What Goes On In The Men's Room

40 out of 60 for me. Apparently I'm only marginally competant. :rolleyes:



Liar, where do you find this stuff? You must have entirely too much free time on your hands. :D
 
Good lord! You can't possibly be male! We have monkeys that are better trained at peeing than you are. If, on the obscure off-chance that you ARE male, you need some practice going to the bathroom. Sad, really.


If there ain't a door, I ain't pissing.
 
35 out of 60

"Well done. We can continue to accept you into our society, since at least you have the means to determine where to go to the bathroom. Well, not counting that time when 'your dog' mysteriously wrote his name in the snow on your neighbour's lawn. Yeah, that's right, we know."

I wish I could write names in snow...I would rule the world! Mwahahahaha!
 
Well, that was fun.

Once again I'm told by guys that I'm not really a guy.

For which I am thankful. We're already up to our armpits in guys and where has it got us?

I'm a man, thank you very much.
 
yui said:
35 out of 60

"Well done. We can continue to accept you into our society, since at least you have the means to determine where to go to the bathroom. Well, not counting that time when 'your dog' mysteriously wrote his name in the snow on your neighbour's lawn. Yeah, that's right, we know."

I wish I could write names in snow...I would rule the world! Mwahahahaha!
If you really put your mind to it, you can. . .
 
rgraham666 said:
Well, that was fun.

Once again I'm told by guys that I'm not really a guy.

For which I am thankful. We're already up to our armpits in guys and where has it got us?

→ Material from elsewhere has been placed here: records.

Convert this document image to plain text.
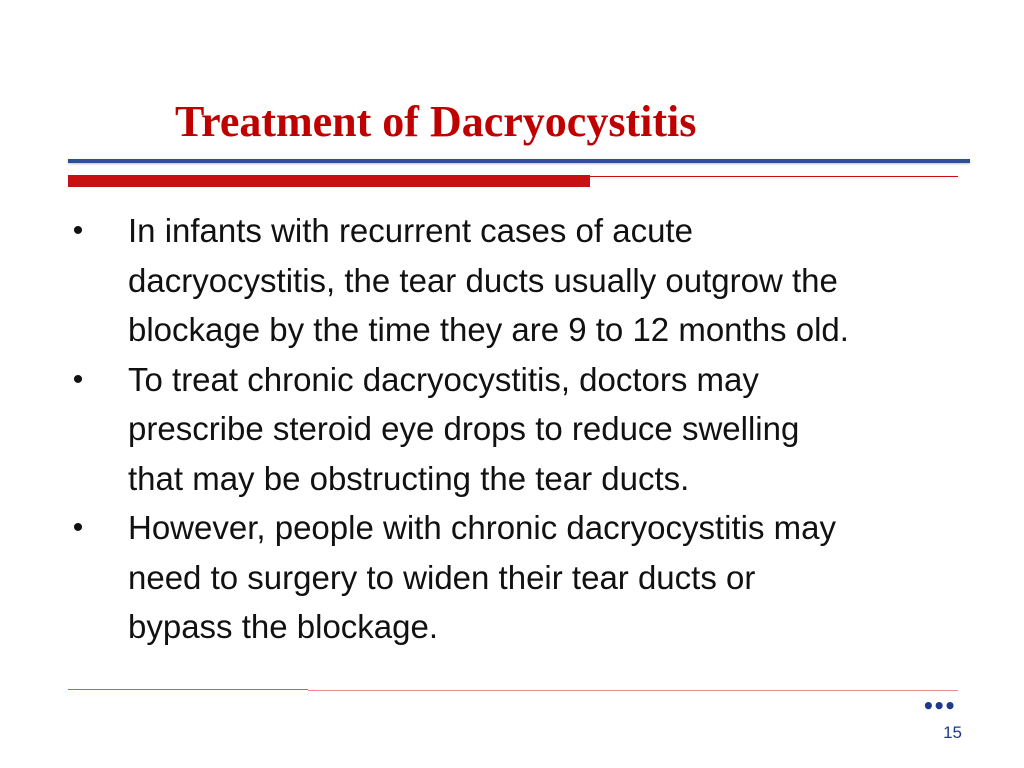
Treatment of Dacryocystitis
• In infants with recurrent cases of acute
dacryocystitis, the tear ducts usually outgrow the
blockage by the time they are 9 to 12 months old.
• To treat chronic dacryocystitis, doctors may
prescribe steroid eye drops to reduce swelling
that may be obstructing the tear ducts.
• However, people with chronic dacryocystitis may
need to surgery to widen their tear ducts or
bypass the blockage.
•••
15
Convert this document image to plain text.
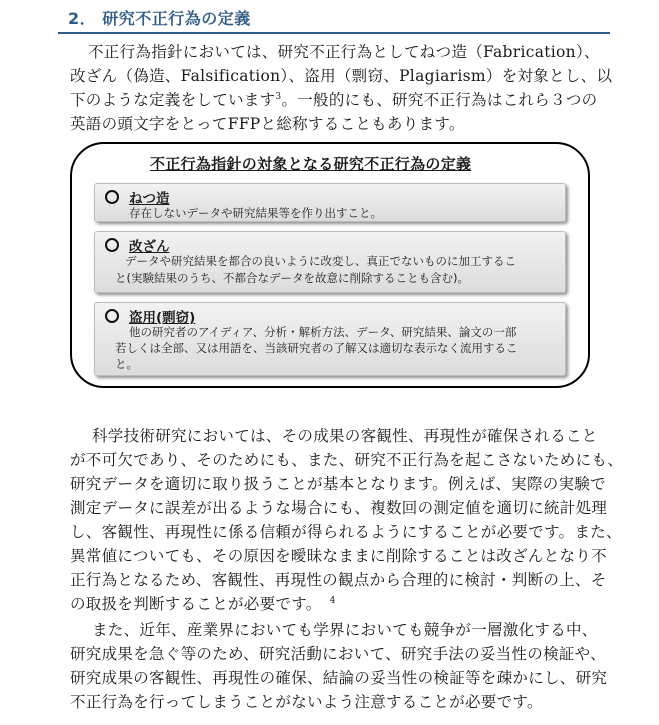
2． 研究不正行為の定義
不正行為指針においては、研究不正行為としてねつ造（Fabrication）、
改ざん（偽造、Falsification）、盗用（剽窃、Plagiarism）を対象とし、以
下のような定義をしています$^3$。一般的にも、研究不正行為はこれら３つの
英語の頭文字をとってFFPと総称することもあります。
不正行為指針の対象となる研究不正行為の定義
ねつ造
存在しないデータや研究結果等を作り出すこと。
改ざん
データや研究結果を都合の良いように改変し、真正でないものに加工するこ
と(実験結果のうち、不都合なデータを故意に削除することも含む)。
盗用(剽窃)
他の研究者のアイディア、分析・解析方法、データ、研究結果、論文の一部
若しくは全部、又は用語を、当該研究者の了解又は適切な表示なく流用するこ
と。
科学技術研究においては、その成果の客観性、再現性が確保されること
が不可欠であり、そのためにも、また、研究不正行為を起こさないためにも、
研究データを適切に取り扱うことが基本となります。例えば、実際の実験で
測定データに誤差が出るような場合にも、複数回の測定値を適切に統計処理
し、客観性、再現性に係る信頼が得られるようにすることが必要です。また、
異常値についても、その原因を曖昧なままに削除することは改ざんとなり不
正行為となるため、客観性、再現性の観点から合理的に検討・判断の上、そ
の取扱を判断することが必要です。 $^4$
また、近年、産業界においても学界においても競争が一層激化する中、
研究成果を急ぐ等のため、研究活動において、研究手法の妥当性の検証や、
研究成果の客観性、再現性の確保、結論の妥当性の検証等を疎かにし、研究
不正行為を行ってしまうことがないよう注意することが必要です。
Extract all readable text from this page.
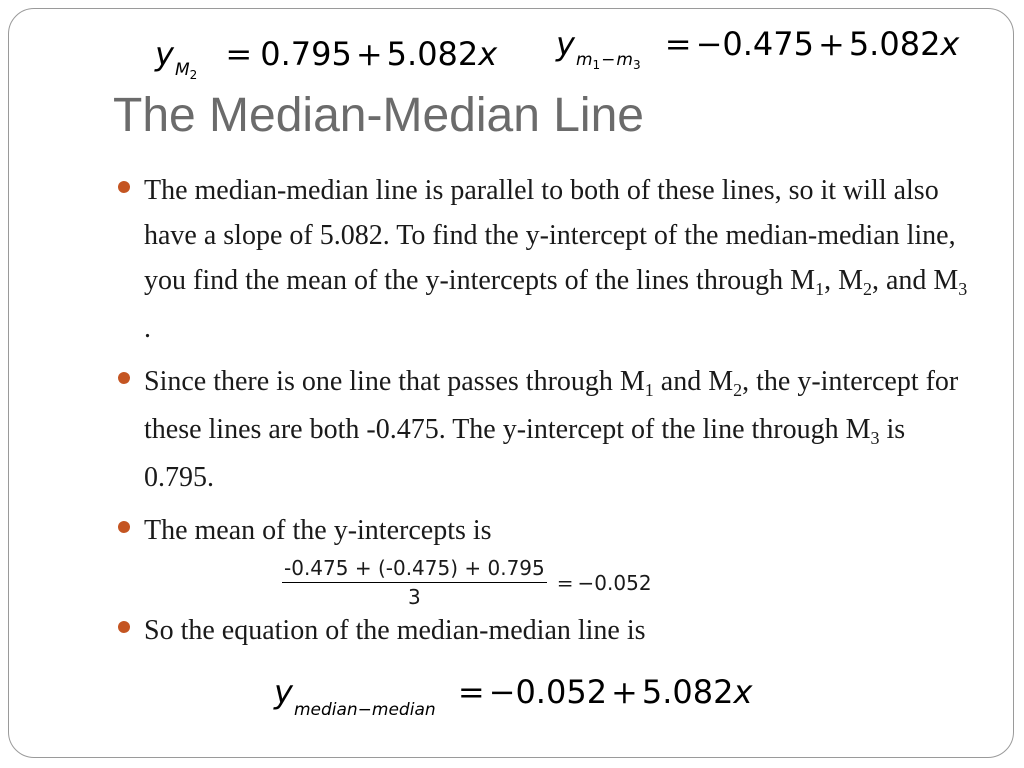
$y_{M2} = 0.795 + 5.082x$ $y_{m1-m3} = -0.475 + 5.082x$
The Median-Median Line
The median-median line is parallel to both of these lines, so it will also have a slope of 5.082. To find the y-intercept of the median-median line, you find the mean of the y-intercepts of the lines through $M_1$, $M_2$, and $M_3$ .
Since there is one line that passes through $M_1$ and $M_2$, the y-intercept for these lines are both -0.475. The y-intercept of the line through $M_3$ is 0.795.
The mean of the y-intercepts is
$\frac{-0.475 + (-0.475) + 0.795}{3} = -0.052$
So the equation of the median-median line is
$y_{median-median} = -0.052 + 5.082x$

I'm a man, thank you very much.
Hear hear! :kiss:
 
cheerful_deviant said:
Now there's an attractive mental image. :rolleyes:
Each to his own, ducky.


I scored 40. I guess that makes me bloke enough for my own ambitions.
 
yui said:
I wish I could write names in snow...I would rule the world! Mwahahahaha!


Possibly not, but there's a scene in a movie - I think it's called "Sex and the Emperor" - that you might want to see. A madam in the street of red lanterns has a genuinely interesting no-hands calligraphy method. It's most impressive ;)

(Watch out for the ending though, it gets quite grotesque.)

Shanglan
 
minsue said:
Good lord! You can't possibly be male! We have monkeys that are better trained at peeing than you are. If, on the obscure off-chance that you ARE male, you need some practice going to the bathroom. Sad, really.


If there ain't a door, I ain't pissing.

Chalk another one up for the girls...I got this too with a 20.


Can't they just install wall partitions?
 
LadyJeanne said:
Chalk another one up for the girls...I got this too with a 20.


Can't they just install wall partitions?
Then how would they have pissing contests?
 
Your Score

60 out of 60


We crown you U-man, Master of the Urinal and defender of the secrets of Castle Greystall. You should be proud of your urination knowledge, and rest easy in the fact that if nothing else, you can go to the bathroom with the best of them. Congratulations!

Well, we English know our urinal etiquette.

The Earl
 
carsonshepherd said:
This quiz is for straight bathrooms, right...? :cool:

40/60.
Straight, macho and homophobic. And you scored pretty well.
 
carsonshepherd said:
This quiz is for straight bathrooms, right...? :cool:

40/60.

Even for gay men, urinal etiquette should hold true. It's a case of manly cool, rather than who you're attracted to.

The Earl
 
TheEarl said:
Even for gay men, urinal etiquette should hold true. It's a case of manly cool, rather than who you're attracted to.

The Earl


I was just kidding, Earl of Greywall. Hey... nice socks... :D
 
TheEarl said:
Even for gay men, urinal etiquette should hold true. It's a case of manly cool, rather than who you're attracted to.

The Earl

But don't you ever want to peek? I would be a lousy man. I'd want to look.